In the Sackstein et al., (2008) study, MSCs did not express E-selectin ligands, but did express a CD44 cell surface receptor. In this study glycosylation of native CD44 receptor with 2,3-sialyl modifications occurred, using 1,3-fucosyltransferase to enzymatically engineer CD44 to induce E-selectin binding. CD44 was converted into hematopoietic cell E-selectin/L-selectin ligand (HCELL)6, able to induce strong E-selectin binding, which stimulates VLA-4 integrin activation, mediated by Rac1/Rap1 GTPase signaling pathway. Triggered VLA-4 adheres to VCAM-1, which mediates adhesion and signal transduction, leading to MSC transendothelial migration. (Thankamony and Sackstein., 2011).

In addition, a study by Tsai et al., (2011) has found that priming MSCs with VPA or lithium increased homing to the cerebral infarcted regions via CXCR4 and MMP-9 upregulation, and copriming with VPA and lithium further enhanced this effect.

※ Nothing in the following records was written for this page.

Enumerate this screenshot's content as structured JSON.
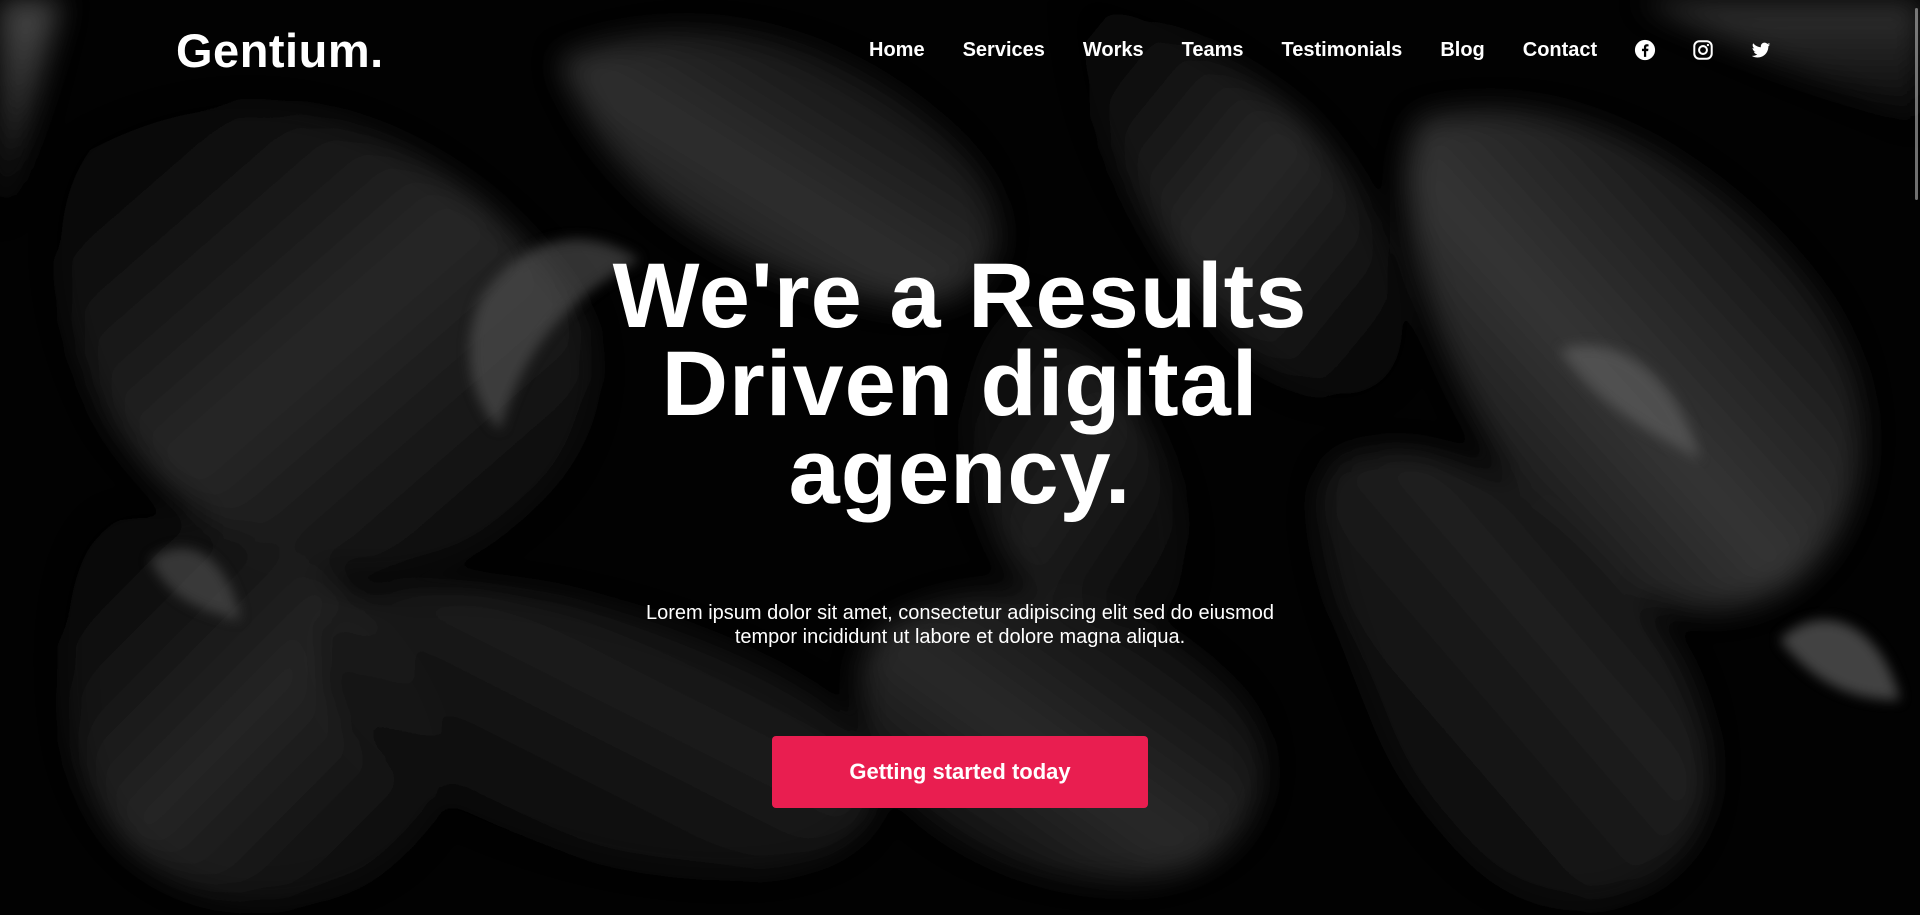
{
  "header": {
    "logo": "Gentium.",
    "nav": [
      {
        "label": "Home"
      },
      {
        "label": "Services"
      },
      {
        "label": "Works"
      },
      {
        "label": "Teams"
      },
      {
        "label": "Testimonials"
      },
      {
        "label": "Blog"
      },
      {
        "label": "Contact"
      }
    ],
    "social": [
      {
        "icon": "facebook-icon"
      },
      {
        "icon": "instagram-icon"
      },
      {
        "icon": "twitter-icon"
      }
    ]
  },
  "hero": {
    "title": "We're a Results Driven digital agency.",
    "description": "Lorem ipsum dolor sit amet, consectetur adipiscing elit sed do eiusmod tempor incididunt ut labore et dolore magna aliqua.",
    "cta_label": "Getting started today"
  },
  "colors": {
    "background": "#000000",
    "text": "#ffffff",
    "accent": "#e91e50"
  }
}
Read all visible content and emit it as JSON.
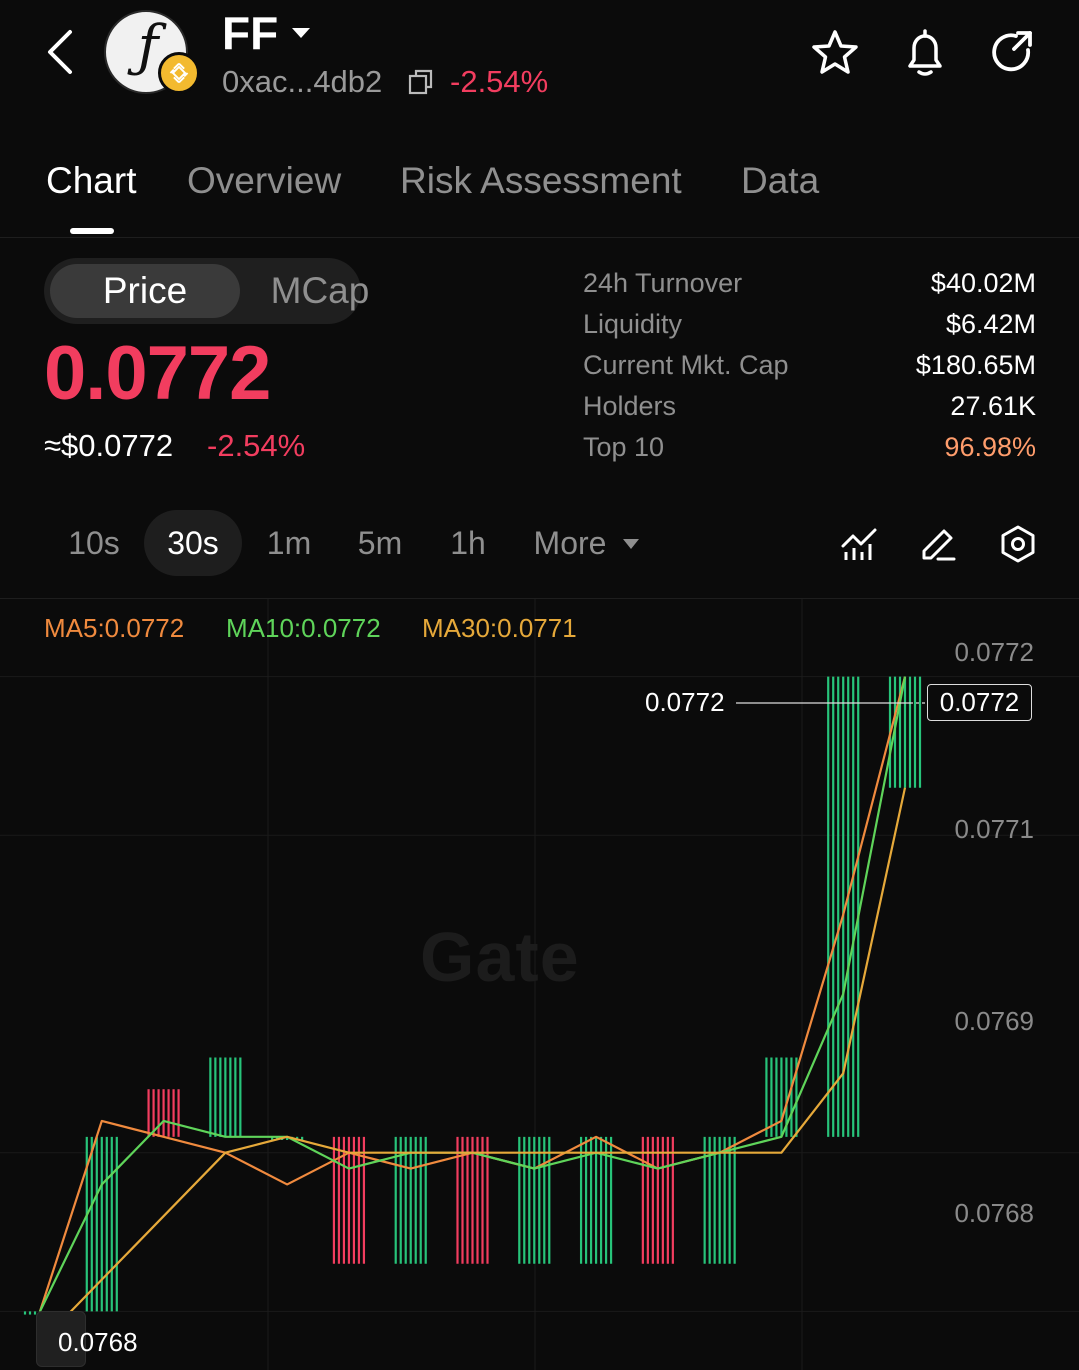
{
  "token": {
    "symbol": "FF",
    "address": "0xac...4db2",
    "change": "-2.54%"
  },
  "tabs": [
    "Chart",
    "Overview",
    "Risk Assessment",
    "Data"
  ],
  "toggle": {
    "price": "Price",
    "mcap": "MCap"
  },
  "price": {
    "value": "0.0772",
    "usd": "≈$0.0772",
    "change": "-2.54%"
  },
  "stats": [
    {
      "label": "24h  Turnover",
      "value": "$40.02M"
    },
    {
      "label": "Liquidity",
      "value": "$6.42M"
    },
    {
      "label": "Current Mkt. Cap",
      "value": "$180.65M"
    },
    {
      "label": "Holders",
      "value": "27.61K"
    },
    {
      "label": "Top 10",
      "value": "96.98%"
    }
  ],
  "timeframes": [
    "10s",
    "30s",
    "1m",
    "5m",
    "1h",
    "More"
  ],
  "chart": {
    "ma5": "MA5:0.0772",
    "ma10": "MA10:0.0772",
    "ma30": "MA30:0.0771",
    "y_ticks": [
      "0.0772",
      "0.0771",
      "0.0769",
      "0.0768"
    ],
    "last_price_label": "0.0772",
    "last_price_box": "0.0772",
    "low_label": "0.0768",
    "watermark": "Gate"
  },
  "colors": {
    "up": "#27c47a",
    "down": "#f23d5f",
    "ma5": "#f08a3e",
    "ma10": "#5fd45a",
    "ma30": "#e6a93a",
    "warn": "#ff9d6c"
  },
  "chart_data": {
    "type": "line",
    "ylim": [
      0.07677,
      0.07723
    ],
    "y_ticks": [
      0.0772,
      0.0771,
      0.0769,
      0.0768
    ],
    "candles": [
      {
        "i": 0,
        "o": 0.0768,
        "c": 0.0768,
        "h": 0.0768,
        "l": 0.0768,
        "d": "up"
      },
      {
        "i": 1,
        "o": 0.0768,
        "c": 0.07691,
        "h": 0.07691,
        "l": 0.0768,
        "d": "up"
      },
      {
        "i": 2,
        "o": 0.07691,
        "c": 0.07691,
        "h": 0.07694,
        "l": 0.07691,
        "d": "down"
      },
      {
        "i": 3,
        "o": 0.07691,
        "c": 0.07691,
        "h": 0.07696,
        "l": 0.07691,
        "d": "up"
      },
      {
        "i": 4,
        "o": 0.07691,
        "c": 0.07691,
        "h": 0.07691,
        "l": 0.07691,
        "d": "up"
      },
      {
        "i": 5,
        "o": 0.07691,
        "c": 0.07687,
        "h": 0.07691,
        "l": 0.07683,
        "d": "down"
      },
      {
        "i": 6,
        "o": 0.07687,
        "c": 0.07691,
        "h": 0.07691,
        "l": 0.07683,
        "d": "up"
      },
      {
        "i": 7,
        "o": 0.07691,
        "c": 0.07686,
        "h": 0.07691,
        "l": 0.07683,
        "d": "down"
      },
      {
        "i": 8,
        "o": 0.07686,
        "c": 0.07691,
        "h": 0.07691,
        "l": 0.07683,
        "d": "up"
      },
      {
        "i": 9,
        "o": 0.07691,
        "c": 0.07691,
        "h": 0.07691,
        "l": 0.07683,
        "d": "up"
      },
      {
        "i": 10,
        "o": 0.07691,
        "c": 0.07686,
        "h": 0.07691,
        "l": 0.07683,
        "d": "down"
      },
      {
        "i": 11,
        "o": 0.07686,
        "c": 0.07691,
        "h": 0.07691,
        "l": 0.07683,
        "d": "up"
      },
      {
        "i": 12,
        "o": 0.07691,
        "c": 0.07696,
        "h": 0.07696,
        "l": 0.07691,
        "d": "up"
      },
      {
        "i": 13,
        "o": 0.07696,
        "c": 0.0772,
        "h": 0.0772,
        "l": 0.07691,
        "d": "up"
      },
      {
        "i": 14,
        "o": 0.0772,
        "c": 0.0772,
        "h": 0.0772,
        "l": 0.07713,
        "d": "up"
      }
    ],
    "series": [
      {
        "name": "MA5",
        "values": [
          0.0768,
          0.07692,
          0.07691,
          0.0769,
          0.07688,
          0.0769,
          0.07689,
          0.0769,
          0.07689,
          0.07691,
          0.07689,
          0.0769,
          0.07692,
          0.07705,
          0.0772
        ]
      },
      {
        "name": "MA10",
        "values": [
          0.0768,
          0.07688,
          0.07692,
          0.07691,
          0.07691,
          0.07689,
          0.0769,
          0.0769,
          0.07689,
          0.0769,
          0.07689,
          0.0769,
          0.07691,
          0.077,
          0.0772
        ]
      },
      {
        "name": "MA30",
        "values": [
          0.07678,
          0.07682,
          0.07686,
          0.0769,
          0.07691,
          0.0769,
          0.0769,
          0.0769,
          0.0769,
          0.0769,
          0.0769,
          0.0769,
          0.0769,
          0.07695,
          0.07713
        ]
      }
    ]
  }
}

Forte et al., (2006) also stress the importance of hepatocyte growth factor (HGF) produced by the damaged tissues. The study has show that both human and mouse MSCs can express HGF cognate receptor c-Met after brief in culture exposure to HGF. When HGF/c-Met interaction occurs in vivo, downstream transcription pathways (ERK1/2, p38MAPK and PI3K/Akt) are activated, which promote integrin synthesis favouring migration. However, prolonged exposure to HGF lead to the rearrangement of the cytoskeleton (probably due to F-actin polymerization) and the decrease in MSCs proliferation. The researchers suggest that it is because of MSC arrest in the G1-S phase. However, p38 inhibitor SB203580 was able to re-establish MSC proliferation.

This data suggests that several chemokine axes exist in MSC biology and it is important to validate MSCs intended for regenerative therapy prior to their use.